In the present embodiment in step 3 and the step 4 concentration of ammonia spirit be 0.05~0.5mol/L.
The catalyst that present embodiment makes, the modification aluminum trioxide catalyst of extensive use at present, then obviously improve service life; The modified carbon nano-tube catalyst experiment is reused more than 10 times, its clearance still can remain on more than 80%, and the modification aluminum trioxide catalyst is only reused 5 its catalytic activitys and just is reduced to about 50% under identical experiment condition, the catalyst use amount obviously reduces, and its consumption only is 1/100 of an alundum (Al.
The specific embodiment two: what present embodiment and the specific embodiment one were different is: adopting Chinese patent application in the step 1 number is that method in 200710071862.3 the invention is carried out purification process to CNT; Wherein the method for CNT purification process is as follows: CNT be impregnated in the acid solution, and in microwave field, carry out back flow reaction, after making the acid solution boiling and keeping 15~30min, regulate microwave power and keep acid solution to be slight boiling condition, be cooled to room temperature behind reaction 15~30min, use the distilled water diluting acid solution again, leave standstill, CNT is precipitated fully, remove upper strata liquid, remaining carbon nano tube suspension water circulating pump suction filtration, washing CNT to the filtrate of dripping is neutral, oven dry.Other is identical with the specific embodiment one.
The specific embodiment three: what present embodiment and the specific embodiment one were different is: can also carry out ultrasonic processing, ultrasonic processing 10~60min after in the step 2 CNT being added absolute ethyl alcohol.Other is identical with the specific embodiment one.
The specific embodiment four: what present embodiment and the specific embodiment one were different is: microwave power is 150~220W in the step 5.Other is identical with the specific embodiment one.
The specific embodiment five: what present embodiment and the specific embodiment one were different is: microwave power is 200W in the step 5.Other is identical with the specific embodiment one.

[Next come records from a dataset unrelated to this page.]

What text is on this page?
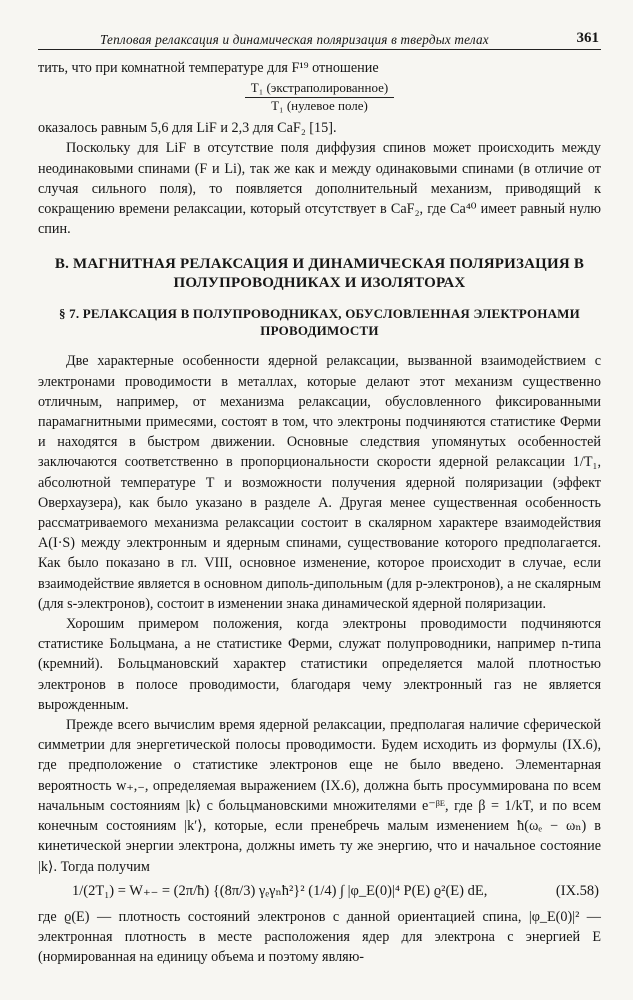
Тепловая релаксация и динамическая поляризация в твердых телах	361

тить, что при комнатной температуре для F¹⁹ отношение

T₁ (экстраполированное)
T₁ (нулевое поле)

оказалось равным 5,6 для LiF и 2,3 для CaF₂ [15].

Поскольку для LiF в отсутствие поля диффузия спинов может происходить между неодинаковыми спинами (F и Li), так же как и между одинаковыми спинами (в отличие от случая сильного поля), то появляется дополнительный механизм, приводящий к сокращению времени релаксации, который отсутствует в CaF₂, где Ca⁴⁰ имеет равный нулю спин.

В. МАГНИТНАЯ РЕЛАКСАЦИЯ И ДИНАМИЧЕСКАЯ ПОЛЯРИЗАЦИЯ В ПОЛУПРОВОДНИКАХ И ИЗОЛЯТОРАХ
§ 7. РЕЛАКСАЦИЯ В ПОЛУПРОВОДНИКАХ, ОБУСЛОВЛЕННАЯ ЭЛЕКТРОНАМИ ПРОВОДИМОСТИ

Две характерные особенности ядерной релаксации, вызванной взаимодействием с электронами проводимости в металлах, которые делают этот механизм существенно отличным, например, от механизма релаксации, обусловленного фиксированными парамагнитными примесями, состоят в том, что электроны подчиняются статистике Ферми и находятся в быстром движении. Основные следствия упомянутых особенностей заключаются соответственно в пропорциональности скорости ядерной релаксации 1/T₁, абсолютной температуре T и возможности получения ядерной поляризации (эффект Оверхаузера), как было указано в разделе А. Другая менее существенная особенность рассматриваемого механизма релаксации состоит в скалярном характере взаимодействия A(I·S) между электронным и ядерным спинами, существование которого предполагается. Как было показано в гл. VIII, основное изменение, которое происходит в случае, если взаимодействие является в основном диполь-дипольным (для p-электронов), а не скалярным (для s-электронов), состоит в изменении знака динамической ядерной поляризации.

Хорошим примером положения, когда электроны проводимости подчиняются статистике Больцмана, а не статистике Ферми, служат полупроводники, например n-типа (кремний). Больцмановский характер статистики определяется малой плотностью электронов в полосе проводимости, благодаря чему электронный газ не является вырожденным.

Прежде всего вычислим время ядерной релаксации, предполагая наличие сферической симметрии для энергетической полосы проводимости. Будем исходить из формулы (IX.6), где предположение о статистике электронов еще не было введено. Элементарная вероятность w₊,₋, определяемая выражением (IX.6), должна быть просуммирована по всем начальным состояниям |k⟩ с больцмановскими множителями e⁻ᵝᴱ, где β = 1/kT, и по всем конечным состояниям |k′⟩, которые, если пренебречь малым изменением ħ(ωₑ − ωₙ) в кинетической энергии электрона, должны иметь ту же энергию, что и начальное состояние |k⟩. Тогда получим

1/(2T₁) = W₊₋ = (2π/ħ) {(8π/3) γₑγₙħ²}² (1/4) ∫ |φ_E(0)|⁴ P(E) ϱ²(E) dE,	(IX.58)

где ϱ(E) — плотность состояний электронов с данной ориентацией спина, |φ_E(0)|² — электронная плотность в месте расположения ядер для электрона с энергией E (нормированная на единицу объема и поэтому являю-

The specific embodiment six: what present embodiment and the specific embodiment one were different is: react in the reactant water-bath under 70~90 ℃ of conditions in the step 5.Other is identical with the specific embodiment one.
The specific embodiment seven: what present embodiment and the specific embodiment one were different is: reactant reacts in the reactant water-bath under 75 ℃ of conditions in the step 5.Other is identical with the specific embodiment one.
The specific embodiment eight: what present embodiment and the specific embodiment one were different is: heating rate is 2~4 ℃/min in the step 6.Other is identical with the specific embodiment one.
The specific embodiment nine: what present embodiment and the specific embodiment one were different is: heating rate is 3 ℃/min in the step 6.Other is identical with the specific embodiment one.
The specific embodiment ten: what present embodiment and the specific embodiment one were different is: sintering temperature is 300~400 ℃ in the step 6.Other is identical with the specific embodiment one.
The specific embodiment 11: what present embodiment and the specific embodiment one were different is: sintering temperature is 350 ℃ in the step 6.Other is identical with the specific embodiment one.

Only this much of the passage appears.